March 18th, 2009
Cramer held one of his mock contests tonight between Technical (TA)and Fundamental (FA) Analysis. In the TA corner this time was SII (Smith Industries) and he placed RIG (Transocean) in the FA corner. Now I get very excited when someone stages one of these “boxing matches”.
It reminds me of one he held on January 14, when he staged a match around the question of whether COP (ConocoPhillips) was then a good buy at 51.20. He claimed that “technicians are willing to give up on COP too easily when there are so many bullish reasons to like the stock” but fundamental analysis says that “COP is even more of a buy if it drops” to the support level technical analysts were looking at. Today, COP closed at 37.60, down 27% in 9 short weeks. Cramer got his wish for COP to be a better buy and those who followed his recommendation suffered a whopping loss!

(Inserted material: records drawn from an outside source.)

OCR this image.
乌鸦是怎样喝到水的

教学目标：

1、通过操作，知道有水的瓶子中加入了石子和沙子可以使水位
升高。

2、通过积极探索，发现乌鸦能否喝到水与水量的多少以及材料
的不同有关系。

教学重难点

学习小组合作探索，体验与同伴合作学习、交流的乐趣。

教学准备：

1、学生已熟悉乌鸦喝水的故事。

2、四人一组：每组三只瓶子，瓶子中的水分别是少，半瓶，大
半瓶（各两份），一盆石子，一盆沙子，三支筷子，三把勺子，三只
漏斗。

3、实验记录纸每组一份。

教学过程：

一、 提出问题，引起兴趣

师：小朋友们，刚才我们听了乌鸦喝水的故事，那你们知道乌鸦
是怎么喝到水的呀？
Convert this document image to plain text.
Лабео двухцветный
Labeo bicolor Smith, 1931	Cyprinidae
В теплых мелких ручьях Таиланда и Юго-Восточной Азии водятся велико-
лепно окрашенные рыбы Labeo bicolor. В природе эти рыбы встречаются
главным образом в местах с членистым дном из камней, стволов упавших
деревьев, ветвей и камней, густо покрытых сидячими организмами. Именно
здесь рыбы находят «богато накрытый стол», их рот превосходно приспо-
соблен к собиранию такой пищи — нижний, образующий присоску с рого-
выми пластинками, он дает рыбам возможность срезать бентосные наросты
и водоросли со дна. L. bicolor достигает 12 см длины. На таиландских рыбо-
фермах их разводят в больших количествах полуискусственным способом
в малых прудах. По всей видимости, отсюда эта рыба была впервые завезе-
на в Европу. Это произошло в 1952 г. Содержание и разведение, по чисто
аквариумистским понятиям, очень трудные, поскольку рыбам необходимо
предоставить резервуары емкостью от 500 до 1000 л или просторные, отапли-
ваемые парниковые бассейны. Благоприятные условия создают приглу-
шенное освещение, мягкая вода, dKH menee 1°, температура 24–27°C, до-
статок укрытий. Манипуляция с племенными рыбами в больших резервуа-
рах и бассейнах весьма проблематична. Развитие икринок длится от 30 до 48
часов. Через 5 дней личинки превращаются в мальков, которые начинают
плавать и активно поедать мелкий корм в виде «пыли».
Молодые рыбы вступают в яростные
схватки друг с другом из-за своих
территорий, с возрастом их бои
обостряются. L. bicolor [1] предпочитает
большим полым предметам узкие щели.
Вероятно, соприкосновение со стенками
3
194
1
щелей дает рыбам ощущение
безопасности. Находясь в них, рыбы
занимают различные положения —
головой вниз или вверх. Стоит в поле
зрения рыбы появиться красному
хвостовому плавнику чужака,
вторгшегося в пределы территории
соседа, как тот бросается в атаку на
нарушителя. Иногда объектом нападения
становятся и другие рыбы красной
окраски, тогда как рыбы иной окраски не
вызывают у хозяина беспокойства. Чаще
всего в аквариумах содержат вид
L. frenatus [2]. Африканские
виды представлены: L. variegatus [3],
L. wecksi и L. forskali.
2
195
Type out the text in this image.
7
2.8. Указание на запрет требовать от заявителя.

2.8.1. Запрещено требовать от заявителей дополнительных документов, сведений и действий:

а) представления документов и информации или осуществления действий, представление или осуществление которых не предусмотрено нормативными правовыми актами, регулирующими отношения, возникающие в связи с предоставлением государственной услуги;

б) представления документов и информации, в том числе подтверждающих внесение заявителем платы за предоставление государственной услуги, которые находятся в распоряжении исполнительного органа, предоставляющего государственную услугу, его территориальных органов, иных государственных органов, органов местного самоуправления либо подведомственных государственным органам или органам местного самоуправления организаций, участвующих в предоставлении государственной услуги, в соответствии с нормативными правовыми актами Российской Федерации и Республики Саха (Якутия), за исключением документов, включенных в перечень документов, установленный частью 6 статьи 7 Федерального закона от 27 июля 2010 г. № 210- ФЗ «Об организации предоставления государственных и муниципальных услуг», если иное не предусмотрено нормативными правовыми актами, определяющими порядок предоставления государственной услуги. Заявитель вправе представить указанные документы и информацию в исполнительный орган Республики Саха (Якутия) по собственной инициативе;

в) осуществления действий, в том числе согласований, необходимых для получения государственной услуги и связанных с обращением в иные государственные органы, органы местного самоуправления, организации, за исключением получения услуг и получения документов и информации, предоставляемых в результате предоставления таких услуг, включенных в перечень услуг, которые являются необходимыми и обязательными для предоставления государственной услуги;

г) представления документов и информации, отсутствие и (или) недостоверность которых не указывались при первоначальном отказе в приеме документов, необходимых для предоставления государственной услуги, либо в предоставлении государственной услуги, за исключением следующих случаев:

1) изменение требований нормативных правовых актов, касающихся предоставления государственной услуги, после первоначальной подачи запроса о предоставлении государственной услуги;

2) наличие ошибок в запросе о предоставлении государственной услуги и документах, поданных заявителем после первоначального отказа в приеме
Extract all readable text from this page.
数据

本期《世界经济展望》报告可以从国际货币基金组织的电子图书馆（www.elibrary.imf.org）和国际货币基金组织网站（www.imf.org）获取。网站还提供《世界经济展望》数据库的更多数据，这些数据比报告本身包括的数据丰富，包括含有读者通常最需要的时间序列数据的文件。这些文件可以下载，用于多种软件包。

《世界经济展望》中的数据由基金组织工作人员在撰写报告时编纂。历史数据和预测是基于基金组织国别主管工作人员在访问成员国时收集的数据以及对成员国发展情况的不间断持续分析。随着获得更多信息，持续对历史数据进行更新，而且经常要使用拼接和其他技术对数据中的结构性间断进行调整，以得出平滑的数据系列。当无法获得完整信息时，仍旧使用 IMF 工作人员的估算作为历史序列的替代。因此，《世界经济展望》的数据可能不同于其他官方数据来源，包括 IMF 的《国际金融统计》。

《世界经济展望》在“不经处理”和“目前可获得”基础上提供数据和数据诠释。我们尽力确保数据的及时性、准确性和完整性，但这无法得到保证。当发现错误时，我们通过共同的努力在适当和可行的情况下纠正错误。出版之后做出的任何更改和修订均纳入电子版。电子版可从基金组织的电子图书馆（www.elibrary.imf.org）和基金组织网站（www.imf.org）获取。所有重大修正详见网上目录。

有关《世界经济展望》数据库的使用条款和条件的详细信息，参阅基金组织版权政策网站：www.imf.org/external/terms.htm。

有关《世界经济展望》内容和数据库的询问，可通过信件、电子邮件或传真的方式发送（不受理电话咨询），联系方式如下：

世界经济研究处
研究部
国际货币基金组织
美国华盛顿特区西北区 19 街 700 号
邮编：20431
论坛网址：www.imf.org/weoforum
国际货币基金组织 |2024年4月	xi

Tonight, back in the oil patch, Cramer said that even though TA people like SII, he preferred RIG and backed up his choice with what he claimed were strong fundamental reasons. His technician at theStreet.com, on the other hand, gave a more compelling OBV (On-Balance-Volume) track as the explanation for his choice of SII.
Regular readers are familiar with one of my favorite sayings (when it comes to the stock market, that is) that “50% of a stock’s price movement is attributable to the total market, 30% to the sector and only 20% to the stock itself.” I wanted to see the real story in this contest. How different were the charts of SII and RIG? More importantly, did other stocks in the Oil Industry Groups have similar charts?
What becomes clear when you scan these charts is that they’re being driven by common underlying economic forces since all their charts look nearly identical. As a matter of fact, these charts don’t look too dissimilar from many of the charts I shared with you in the Google Spreadsheet in yesterday’s Prospecting for Stocks with Potential). See if you can see the similarities:
I could go on and on but you get the picture I’m sure. Something fundamental is going on in the Oil patch (or at least with the stocks of these companies) as many of the stocks are on the verge of bumping up against similar resistance trendlines.
Furthermore, all these stocks and thousands more are wrapped up in the overall market’s general base-building process. In the same way that I warned readers to stay in cash since February, 2008, I began writing that the market was in a base-building process October 20.
We knew it would take some time due to the depth and steepness of the Crash. But I believe that after 5 months, we’re now about 60-70% of the way finished, in Round 6 of this match. We’re going to start seeing more and more stocks cross above their moving averages, break above critical resistance trendlines and begin making new upward trends. But the whole process could still all collapse into an even greater economic crises so caution is still needed.
While RIG may look better than SII to Cramer, I’d like to call it a draw at least for this round. I’ll just wait for the final decision until a few more rounds in this match.